After negotiations moved forward, Cootes recalls a time when the province and feds wouldn’t discuss things further.

“Robert and I approached them, and they said, ‘No, we’re not going to come to the negotiating table unless you get a really good administrator and really good chief negotiator,” he said.

This ended up being the late Tseshaht leader George Watts.

“We called him and asked him to be our chief negotiator, and that’s the only way the government would start to talk to us again,” Cootes recalled. “We spent the next six years finalizing our Maa-nulth treaty.”

Cootes and Dennis, who are related, first met each other as children attending the Alberni Indian Residential School.
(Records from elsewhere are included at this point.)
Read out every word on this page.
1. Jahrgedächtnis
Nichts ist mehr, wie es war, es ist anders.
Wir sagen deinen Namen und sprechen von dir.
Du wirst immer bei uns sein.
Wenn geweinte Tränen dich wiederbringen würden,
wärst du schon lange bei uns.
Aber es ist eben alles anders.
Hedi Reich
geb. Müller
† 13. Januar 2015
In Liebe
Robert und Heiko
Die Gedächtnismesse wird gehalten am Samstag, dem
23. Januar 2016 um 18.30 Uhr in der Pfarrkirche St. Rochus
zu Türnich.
With a chuckle Dennis reflects that it was under the strict rules that dominated Indigenous youngsters at the school where he learned how to negotiate.

“When you’re in residential school, breaking rules was always a challenge,” he said. “Getting away with it was even a bigger challenge.”

“Sometimes Charlie would sneak out at night, and I would stay in,” continued Dennis. “When I’d stayed in, he would come knocking on the window, trying to get in. ‘What are you going to give me, Charlie, for letting you back in?’.”

Ahousaht elder Wally Samuel knew Dennis and Cootes since the late 1950s, when they attended the Alberni residential school together.

“We were little boys together, residential school,” said Samuel. “That’s why we are the way we are to survive, to make sure our people aren’t mistreated, put down. We never want those things to happen to our people, what happened to us.”

During the AGM Uchucklesaht Tyee Ha’wilth Clifford Charles reflected on how these childhood survival tactics led to leadership skills in adulthood.

“We hear really bad things about the residential school, the devastation, the sorrow. What was needed to be done was to take the Indian out of the Indian, it almost worked,” he said. “These guys are smart. They’re products of residential school, and that’s the only good thing I can say about it.”